Kenya Airways aircraft at the Jomo Kenyatta International Airport.

The lenders tied to troubled institutions such as Kenya Airways and Nakumatt will not get special treatment, according to the central bank.

Central Bank of Kenya (CBK) Governor Patrick Njoroge has said that while the regulator supports negotiations, the banks will have to classify their loans accordingly and ensure that their equity position in these institutions is not valued more than a quarter of their core capital.

“The plan to convert debt into equity is okay. However, the equity interest should not breach the maximum threshold... it cannot exceed 25 per cent of their core capital,” explained Dr Njoroge.

The two institutions owe banks Sh31 billion, which is at potential risk of default if they do not agree on a deal that can ease the strain on the banks’ books. “Lending has to be correctly classified. We are not offering any forbearance in this regard,” he said.

The CBK caution comes as reports indicate that some banks are reluctant to take up an equity position in Kenya Airways under a proposed elaborate financial restructuring plan to return the carrier to profitability.

The 11 lenders are reported to have formed a special purpose vehicle — the KQ Lenders Company Limited — through which they will own 35.7 per cent of the national carrier

The banks, which include Kenya Commercial Bank (KCB Group), Commercial Bank of Africa, Cooperative Bank, Jamii Bora, I&M Bank, NIC Bank and Ecobank, Chase Bank, National Bank, and Diamond Trust Bank will own shares in the troubled carrier.

A clause in the terms of restructuring the airline’s debt states that if the debtors do not take up equity, then Kenya Airways will seek protection from the companies law, making it difficult for the banks to recover the Sh23 billion they loaned to the airline. KQ is also seeking the approval of most of its creditors (75 per cent), which would be used to compel the rest of the creditors to consider the recovery plan that had been agreed upon.
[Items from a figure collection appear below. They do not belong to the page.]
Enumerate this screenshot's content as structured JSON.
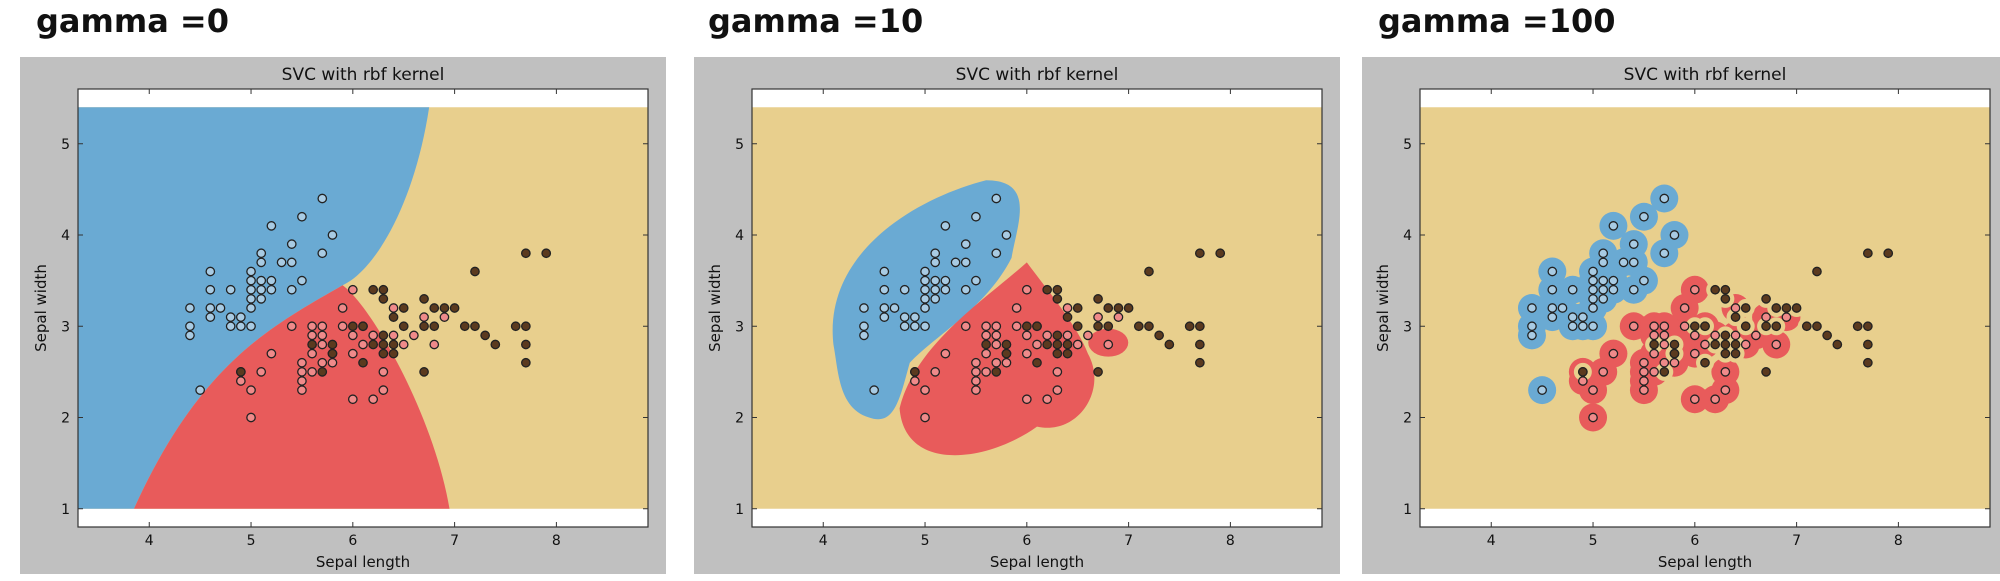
{
  "colors": {
    "panel_bg": "#c0c0c0",
    "class_setosa": "#6aaad3",
    "class_versicolor": "#e85b5b",
    "class_virginica": "#e8cf8d",
    "setosa_point": "#a8cbe3",
    "versicolor_point": "#ef8a8a",
    "virginica_point": "#5b3a1f",
    "point_edge": "#222222"
  },
  "headings": [
    "gamma =0",
    "gamma =10",
    "gamma =100"
  ],
  "chart_data": [
    {
      "type": "scatter",
      "title": "SVC with rbf kernel",
      "xlabel": "Sepal length",
      "ylabel": "Sepal width",
      "xlim": [
        3.3,
        8.9
      ],
      "ylim": [
        0.8,
        5.6
      ],
      "xticks": [
        4,
        5,
        6,
        7,
        8
      ],
      "yticks": [
        1,
        2,
        3,
        4,
        5
      ],
      "grid": false,
      "decision_regions": "smooth boundaries: setosa upper-left, versicolor lower-middle, virginica right",
      "series": [
        {
          "color": "#a8cbe3",
          "points": [
            [
              4.4,
              3.0
            ],
            [
              4.4,
              3.2
            ],
            [
              4.4,
              2.9
            ],
            [
              4.5,
              2.3
            ],
            [
              4.6,
              3.1
            ],
            [
              4.6,
              3.4
            ],
            [
              4.6,
              3.6
            ],
            [
              4.6,
              3.2
            ],
            [
              4.7,
              3.2
            ],
            [
              4.8,
              3.0
            ],
            [
              4.8,
              3.4
            ],
            [
              4.8,
              3.1
            ],
            [
              4.9,
              3.0
            ],
            [
              4.9,
              3.1
            ],
            [
              5.0,
              3.0
            ],
            [
              5.0,
              3.2
            ],
            [
              5.0,
              3.3
            ],
            [
              5.0,
              3.4
            ],
            [
              5.0,
              3.5
            ],
            [
              5.0,
              3.6
            ],
            [
              5.1,
              3.3
            ],
            [
              5.1,
              3.4
            ],
            [
              5.1,
              3.5
            ],
            [
              5.1,
              3.7
            ],
            [
              5.1,
              3.8
            ],
            [
              5.2,
              3.4
            ],
            [
              5.2,
              3.5
            ],
            [
              5.2,
              4.1
            ],
            [
              5.3,
              3.7
            ],
            [
              5.4,
              3.4
            ],
            [
              5.4,
              3.7
            ],
            [
              5.4,
              3.9
            ],
            [
              5.5,
              3.5
            ],
            [
              5.5,
              4.2
            ],
            [
              5.7,
              3.8
            ],
            [
              5.7,
              4.4
            ],
            [
              5.8,
              4.0
            ]
          ]
        },
        {
          "color": "#ef8a8a",
          "points": [
            [
              4.9,
              2.4
            ],
            [
              4.9,
              2.5
            ],
            [
              5.0,
              2.0
            ],
            [
              5.0,
              2.3
            ],
            [
              5.1,
              2.5
            ],
            [
              5.2,
              2.7
            ],
            [
              5.4,
              3.0
            ],
            [
              5.5,
              2.3
            ],
            [
              5.5,
              2.4
            ],
            [
              5.5,
              2.5
            ],
            [
              5.5,
              2.6
            ],
            [
              5.6,
              2.5
            ],
            [
              5.6,
              2.7
            ],
            [
              5.6,
              2.9
            ],
            [
              5.6,
              3.0
            ],
            [
              5.7,
              2.6
            ],
            [
              5.7,
              2.8
            ],
            [
              5.7,
              2.9
            ],
            [
              5.7,
              3.0
            ],
            [
              5.8,
              2.6
            ],
            [
              5.8,
              2.7
            ],
            [
              5.9,
              3.0
            ],
            [
              5.9,
              3.2
            ],
            [
              6.0,
              2.2
            ],
            [
              6.0,
              2.7
            ],
            [
              6.0,
              2.9
            ],
            [
              6.0,
              3.4
            ],
            [
              6.1,
              2.8
            ],
            [
              6.1,
              3.0
            ],
            [
              6.2,
              2.2
            ],
            [
              6.2,
              2.9
            ],
            [
              6.3,
              2.3
            ],
            [
              6.3,
              2.5
            ],
            [
              6.4,
              2.9
            ],
            [
              6.4,
              3.2
            ],
            [
              6.5,
              2.8
            ],
            [
              6.6,
              2.9
            ],
            [
              6.7,
              3.1
            ],
            [
              6.8,
              2.8
            ],
            [
              6.9,
              3.1
            ]
          ]
        },
        {
          "color": "#5b3a1f",
          "points": [
            [
              4.9,
              2.5
            ],
            [
              5.6,
              2.8
            ],
            [
              5.7,
              2.5
            ],
            [
              5.8,
              2.7
            ],
            [
              5.8,
              2.8
            ],
            [
              6.0,
              3.0
            ],
            [
              6.1,
              2.6
            ],
            [
              6.1,
              3.0
            ],
            [
              6.2,
              2.8
            ],
            [
              6.2,
              3.4
            ],
            [
              6.3,
              2.7
            ],
            [
              6.3,
              2.8
            ],
            [
              6.3,
              2.9
            ],
            [
              6.3,
              3.3
            ],
            [
              6.3,
              3.4
            ],
            [
              6.4,
              2.7
            ],
            [
              6.4,
              2.8
            ],
            [
              6.4,
              3.1
            ],
            [
              6.5,
              3.0
            ],
            [
              6.5,
              3.2
            ],
            [
              6.7,
              2.5
            ],
            [
              6.7,
              3.0
            ],
            [
              6.7,
              3.3
            ],
            [
              6.8,
              3.0
            ],
            [
              6.8,
              3.2
            ],
            [
              6.9,
              3.2
            ],
            [
              7.0,
              3.2
            ],
            [
              7.1,
              3.0
            ],
            [
              7.2,
              3.6
            ],
            [
              7.2,
              3.0
            ],
            [
              7.3,
              2.9
            ],
            [
              7.4,
              2.8
            ],
            [
              7.6,
              3.0
            ],
            [
              7.7,
              2.6
            ],
            [
              7.7,
              2.8
            ],
            [
              7.7,
              3.0
            ],
            [
              7.7,
              3.8
            ],
            [
              7.9,
              3.8
            ]
          ]
        }
      ]
    },
    {
      "type": "scatter",
      "title": "SVC with rbf kernel",
      "xlabel": "Sepal length",
      "ylabel": "Sepal width",
      "xlim": [
        3.3,
        8.9
      ],
      "ylim": [
        0.8,
        5.6
      ],
      "xticks": [
        4,
        5,
        6,
        7,
        8
      ],
      "yticks": [
        1,
        2,
        3,
        4,
        5
      ],
      "grid": false,
      "decision_regions": "blob-shaped: setosa upper-left blob, versicolor lower-middle blob, rest virginica",
      "series_ref": "same points as first chart"
    },
    {
      "type": "scatter",
      "title": "SVC with rbf kernel",
      "xlabel": "Sepal length",
      "ylabel": "Sepal width",
      "xlim": [
        3.3,
        8.9
      ],
      "ylim": [
        0.8,
        5.6
      ],
      "xticks": [
        4,
        5,
        6,
        7,
        8
      ],
      "yticks": [
        1,
        2,
        3,
        4,
        5
      ],
      "grid": false,
      "decision_regions": "tight islands around each training point",
      "series_ref": "same points as first chart"
    }
  ]
}
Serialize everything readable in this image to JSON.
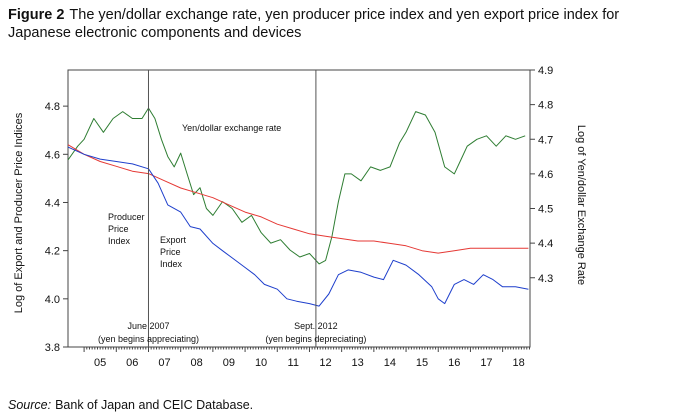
{
  "figure": {
    "label": "Figure 2",
    "title_line1": "The yen/dollar exchange rate, yen producer price index and yen export price index for",
    "title_line2": "Japanese electronic components and devices",
    "source_label": "Source:",
    "source_text": "Bank of Japan and CEIC Database."
  },
  "chart_data": {
    "type": "line",
    "xlabel": "",
    "ylabel_left": "Log of Export and Producer Price Indices",
    "ylabel_right": "Log of Yen/dollar Exchange Rate",
    "xlim": [
      2004.5,
      2018.85
    ],
    "ylim_left": [
      3.8,
      4.95
    ],
    "ylim_right": [
      4.1,
      4.9
    ],
    "x_ticks": [
      {
        "value": 2005,
        "label": "05"
      },
      {
        "value": 2006,
        "label": "06"
      },
      {
        "value": 2007,
        "label": "07"
      },
      {
        "value": 2008,
        "label": "08"
      },
      {
        "value": 2009,
        "label": "09"
      },
      {
        "value": 2010,
        "label": "10"
      },
      {
        "value": 2011,
        "label": "11"
      },
      {
        "value": 2012,
        "label": "12"
      },
      {
        "value": 2013,
        "label": "13"
      },
      {
        "value": 2014,
        "label": "14"
      },
      {
        "value": 2015,
        "label": "15"
      },
      {
        "value": 2016,
        "label": "16"
      },
      {
        "value": 2017,
        "label": "17"
      },
      {
        "value": 2018,
        "label": "18"
      }
    ],
    "y_ticks_left": [
      {
        "value": 3.8,
        "label": "3.8"
      },
      {
        "value": 4.0,
        "label": "4.0"
      },
      {
        "value": 4.2,
        "label": "4.2"
      },
      {
        "value": 4.4,
        "label": "4.4"
      },
      {
        "value": 4.6,
        "label": "4.6"
      },
      {
        "value": 4.8,
        "label": "4.8"
      }
    ],
    "y_ticks_right": [
      {
        "value": 4.3,
        "label": "4.3"
      },
      {
        "value": 4.4,
        "label": "4.4"
      },
      {
        "value": 4.5,
        "label": "4.5"
      },
      {
        "value": 4.6,
        "label": "4.6"
      },
      {
        "value": 4.7,
        "label": "4.7"
      },
      {
        "value": 4.8,
        "label": "4.8"
      },
      {
        "value": 4.9,
        "label": "4.9"
      }
    ],
    "grid": false,
    "series": [
      {
        "name": "Yen/dollar exchange rate",
        "axis": "right",
        "color": "#2e7d32",
        "x": [
          2004.5,
          2004.8,
          2005.0,
          2005.3,
          2005.6,
          2005.9,
          2006.2,
          2006.5,
          2006.8,
          2007.0,
          2007.2,
          2007.4,
          2007.6,
          2007.8,
          2008.0,
          2008.2,
          2008.4,
          2008.6,
          2008.8,
          2009.0,
          2009.3,
          2009.6,
          2009.9,
          2010.2,
          2010.5,
          2010.8,
          2011.1,
          2011.4,
          2011.7,
          2012.0,
          2012.3,
          2012.5,
          2012.7,
          2012.9,
          2013.1,
          2013.3,
          2013.6,
          2013.9,
          2014.2,
          2014.5,
          2014.8,
          2015.0,
          2015.3,
          2015.6,
          2015.9,
          2016.2,
          2016.5,
          2016.7,
          2016.9,
          2017.2,
          2017.5,
          2017.8,
          2018.1,
          2018.4,
          2018.7
        ],
        "y": [
          4.64,
          4.68,
          4.7,
          4.76,
          4.72,
          4.76,
          4.78,
          4.76,
          4.76,
          4.79,
          4.76,
          4.7,
          4.65,
          4.62,
          4.66,
          4.6,
          4.54,
          4.56,
          4.5,
          4.48,
          4.52,
          4.5,
          4.46,
          4.48,
          4.43,
          4.4,
          4.41,
          4.38,
          4.36,
          4.37,
          4.34,
          4.35,
          4.42,
          4.52,
          4.6,
          4.6,
          4.58,
          4.62,
          4.61,
          4.62,
          4.69,
          4.72,
          4.78,
          4.77,
          4.72,
          4.62,
          4.6,
          4.64,
          4.68,
          4.7,
          4.71,
          4.68,
          4.71,
          4.7,
          4.71
        ]
      },
      {
        "name": "Producer Price Index",
        "axis": "left",
        "color": "#e53935",
        "x": [
          2004.5,
          2005.0,
          2005.5,
          2006.0,
          2006.5,
          2007.0,
          2007.5,
          2008.0,
          2008.5,
          2009.0,
          2009.5,
          2010.0,
          2010.5,
          2011.0,
          2011.5,
          2012.0,
          2012.5,
          2013.0,
          2013.5,
          2014.0,
          2014.5,
          2015.0,
          2015.5,
          2016.0,
          2016.5,
          2017.0,
          2017.5,
          2018.0,
          2018.5,
          2018.8
        ],
        "y": [
          4.64,
          4.6,
          4.57,
          4.55,
          4.53,
          4.52,
          4.49,
          4.46,
          4.44,
          4.42,
          4.39,
          4.36,
          4.34,
          4.31,
          4.29,
          4.27,
          4.26,
          4.25,
          4.24,
          4.24,
          4.23,
          4.22,
          4.2,
          4.19,
          4.2,
          4.21,
          4.21,
          4.21,
          4.21,
          4.21
        ]
      },
      {
        "name": "Export Price Index",
        "axis": "left",
        "color": "#1e3fcc",
        "x": [
          2004.5,
          2005.0,
          2005.5,
          2006.0,
          2006.5,
          2007.0,
          2007.3,
          2007.6,
          2008.0,
          2008.3,
          2008.6,
          2009.0,
          2009.3,
          2009.6,
          2010.0,
          2010.3,
          2010.6,
          2011.0,
          2011.3,
          2011.6,
          2012.0,
          2012.3,
          2012.6,
          2012.9,
          2013.2,
          2013.6,
          2014.0,
          2014.3,
          2014.6,
          2015.0,
          2015.4,
          2015.8,
          2016.0,
          2016.2,
          2016.5,
          2016.8,
          2017.1,
          2017.4,
          2017.7,
          2018.0,
          2018.4,
          2018.8
        ],
        "y": [
          4.63,
          4.6,
          4.58,
          4.57,
          4.56,
          4.54,
          4.48,
          4.39,
          4.36,
          4.3,
          4.29,
          4.23,
          4.2,
          4.17,
          4.13,
          4.1,
          4.06,
          4.04,
          4.0,
          3.99,
          3.98,
          3.97,
          4.02,
          4.1,
          4.12,
          4.11,
          4.09,
          4.08,
          4.16,
          4.14,
          4.1,
          4.05,
          4.0,
          3.98,
          4.06,
          4.08,
          4.06,
          4.1,
          4.08,
          4.05,
          4.05,
          4.04
        ]
      }
    ],
    "series_labels": [
      {
        "lines": [
          "Yen/dollar exchange rate"
        ]
      },
      {
        "lines": [
          "Producer",
          "Price",
          "Index"
        ]
      },
      {
        "lines": [
          "Export",
          "Price",
          "Index"
        ]
      }
    ],
    "annotations": [
      {
        "x": 2007.0,
        "label_line1": "June 2007",
        "label_line2": "(yen begins appreciating)"
      },
      {
        "x": 2012.2,
        "label_line1": "Sept. 2012",
        "label_line2": "(yen begins depreciating)"
      }
    ]
  }
}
“To the extent unanimous consent is not obtained from certain unsecured bank lenders, the company will implement that aspect of the transaction via a scheme of arrangement on the Companies Act,” Kenya Airways chairman Michael Joseph said in a notice.

Under the Companies Act, the insolvency law of 2015 has the net effect of giving struggling companies another chance so that they can be settle their debts as they continue to operate.

The lenders will not even have time to consult with their shareholders as they take up the non-banking business.

“Bankers are like any of us... what do they know about aviation? However, what is important is that a solution is negotiated because if talks come down everybody loses. It is in their interest,” Dr Njoroge said. Kenya Airways borrowed unsecured short-term loans from the banks to meet its daily obligations, including payment of salaries, during its most turbulent times.